Borrowing a page from the old-fashioned Disney canon, a tragedy occurs for Arlo followed by a separation from his home that sends him on a journey of discovery to find his way back to his family.  Following the river through the gorgeous untouched landscapes of nature, he’s joined by Spot, a human child that acts like a feral dog that Arlo has a score to settle with.  Eventually the two come to need each other as they face the harsh realities of nature and meet a number of wildlife along the way like a cross-eyed Styracosaurus (hilariously voiced by director Peter Sohn), a pack of threatening Pterodactyls, and a family of cowboy T-Rexes (headed by splendid Sam Elliott, I’ll See You In My Dreams) on a cattle drive.

The material is more adult-oriented than previous Pixar films and I appreciated that the film doesn’t make any excuses for the dramatic (and often scary) turns it takes.  Parents should know that it’s PG for a reason, some kids at my screening had a rough go with the beasts and some of the subject matter.  Arlo is constantly threatened with danger whether it be falling off rocks, plunging into water, or fending off a host of creatures that see him and Spot as their next meal.  The supporting players are perhaps the most bizarre creations from Pixar yet, with the Pterodactyls being most troublesome for this critic thanks to their crazed rants and appetite for food of any kind.

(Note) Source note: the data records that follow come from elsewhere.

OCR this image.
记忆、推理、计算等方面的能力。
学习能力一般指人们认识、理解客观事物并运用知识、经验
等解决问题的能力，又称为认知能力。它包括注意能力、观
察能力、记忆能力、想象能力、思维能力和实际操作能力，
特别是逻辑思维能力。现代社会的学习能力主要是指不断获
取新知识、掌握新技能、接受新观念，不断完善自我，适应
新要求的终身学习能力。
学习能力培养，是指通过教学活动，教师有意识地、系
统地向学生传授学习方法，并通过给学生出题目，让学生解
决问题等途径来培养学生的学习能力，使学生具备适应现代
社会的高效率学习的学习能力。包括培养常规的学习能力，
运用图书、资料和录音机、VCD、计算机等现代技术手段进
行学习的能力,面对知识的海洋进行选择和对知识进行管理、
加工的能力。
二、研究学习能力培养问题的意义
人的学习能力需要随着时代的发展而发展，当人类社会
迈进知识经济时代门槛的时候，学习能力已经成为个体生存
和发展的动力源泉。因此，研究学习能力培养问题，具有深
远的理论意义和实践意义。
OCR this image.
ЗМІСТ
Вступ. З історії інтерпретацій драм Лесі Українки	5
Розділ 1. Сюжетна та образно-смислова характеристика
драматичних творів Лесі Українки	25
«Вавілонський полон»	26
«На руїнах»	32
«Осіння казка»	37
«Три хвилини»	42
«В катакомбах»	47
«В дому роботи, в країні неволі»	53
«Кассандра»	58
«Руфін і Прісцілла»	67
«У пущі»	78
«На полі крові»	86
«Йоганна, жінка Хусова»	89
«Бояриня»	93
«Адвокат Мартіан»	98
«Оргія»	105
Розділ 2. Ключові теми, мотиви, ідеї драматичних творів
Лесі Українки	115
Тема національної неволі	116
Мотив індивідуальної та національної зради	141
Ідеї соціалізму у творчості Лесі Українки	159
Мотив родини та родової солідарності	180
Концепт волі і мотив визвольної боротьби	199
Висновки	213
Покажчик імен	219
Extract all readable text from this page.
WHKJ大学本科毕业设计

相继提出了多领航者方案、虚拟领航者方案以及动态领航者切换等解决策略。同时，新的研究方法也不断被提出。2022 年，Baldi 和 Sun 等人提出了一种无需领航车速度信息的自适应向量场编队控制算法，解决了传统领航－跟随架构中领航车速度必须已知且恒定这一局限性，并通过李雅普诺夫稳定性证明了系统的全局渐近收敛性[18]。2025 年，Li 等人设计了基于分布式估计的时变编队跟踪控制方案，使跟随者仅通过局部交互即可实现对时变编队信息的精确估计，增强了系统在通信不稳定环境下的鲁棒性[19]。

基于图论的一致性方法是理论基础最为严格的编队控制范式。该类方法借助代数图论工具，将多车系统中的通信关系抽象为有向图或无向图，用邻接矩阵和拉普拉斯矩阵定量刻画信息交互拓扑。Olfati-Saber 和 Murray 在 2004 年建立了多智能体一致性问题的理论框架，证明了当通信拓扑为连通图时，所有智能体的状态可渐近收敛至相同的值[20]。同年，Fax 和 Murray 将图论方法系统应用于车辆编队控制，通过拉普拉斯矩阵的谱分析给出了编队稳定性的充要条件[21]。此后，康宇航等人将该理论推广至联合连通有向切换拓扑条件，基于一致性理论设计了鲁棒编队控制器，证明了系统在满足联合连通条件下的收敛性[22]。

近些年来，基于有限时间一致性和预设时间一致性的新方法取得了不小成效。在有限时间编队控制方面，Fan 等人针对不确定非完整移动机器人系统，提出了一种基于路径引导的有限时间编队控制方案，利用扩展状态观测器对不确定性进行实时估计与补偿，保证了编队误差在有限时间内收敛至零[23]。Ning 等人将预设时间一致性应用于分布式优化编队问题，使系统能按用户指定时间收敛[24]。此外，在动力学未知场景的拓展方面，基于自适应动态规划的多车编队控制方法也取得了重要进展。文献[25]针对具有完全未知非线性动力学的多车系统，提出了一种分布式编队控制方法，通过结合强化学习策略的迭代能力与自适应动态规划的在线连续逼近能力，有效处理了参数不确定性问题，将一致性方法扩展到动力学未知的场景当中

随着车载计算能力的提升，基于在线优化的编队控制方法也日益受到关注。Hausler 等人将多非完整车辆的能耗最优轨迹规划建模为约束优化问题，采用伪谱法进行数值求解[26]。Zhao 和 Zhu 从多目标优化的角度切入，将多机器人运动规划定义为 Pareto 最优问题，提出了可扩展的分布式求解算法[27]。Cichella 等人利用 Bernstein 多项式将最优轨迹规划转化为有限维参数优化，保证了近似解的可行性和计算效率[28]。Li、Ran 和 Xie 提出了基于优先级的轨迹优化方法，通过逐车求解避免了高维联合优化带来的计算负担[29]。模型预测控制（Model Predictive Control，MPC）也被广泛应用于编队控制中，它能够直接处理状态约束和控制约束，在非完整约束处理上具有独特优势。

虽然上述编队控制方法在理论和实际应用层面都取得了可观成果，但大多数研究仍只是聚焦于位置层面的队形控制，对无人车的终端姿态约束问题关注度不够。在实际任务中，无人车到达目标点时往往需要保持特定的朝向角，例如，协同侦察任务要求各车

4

Pixar is no stranger to tapping into emotions and there are several passages of The Good Dinosaur where you may find tears welling up behind your 3D glasses.  While the 3D isn’t revelatory, it goes well with the impressive vistas and animals that pass you by.  Though I tried my hardest to hold it in, I cried a few times over the course of the film thanks to some developments that I could relate to on a personal level.  It won’t give you the Sally Field Ugly Cry Face that Inside Out and Up did, but don’t be surprised if the tears come when you aren’t expecting it.  I also laughed a lot, especially at some unexpected frivolity in the form of a trippy tangent brought on by Arlo and Spot eating spoiled fruit.

The feature goes nicely with Sanjay’s Super Team, the father-son centered short that precedes it and while most will give the Best Pixar of 2015 edge to Inside Out, there’s a case to be made for The Good Dinosaur too.  It’s perhaps less original in conception but in execution it showcases the absolute best animation that Pixar has created so far.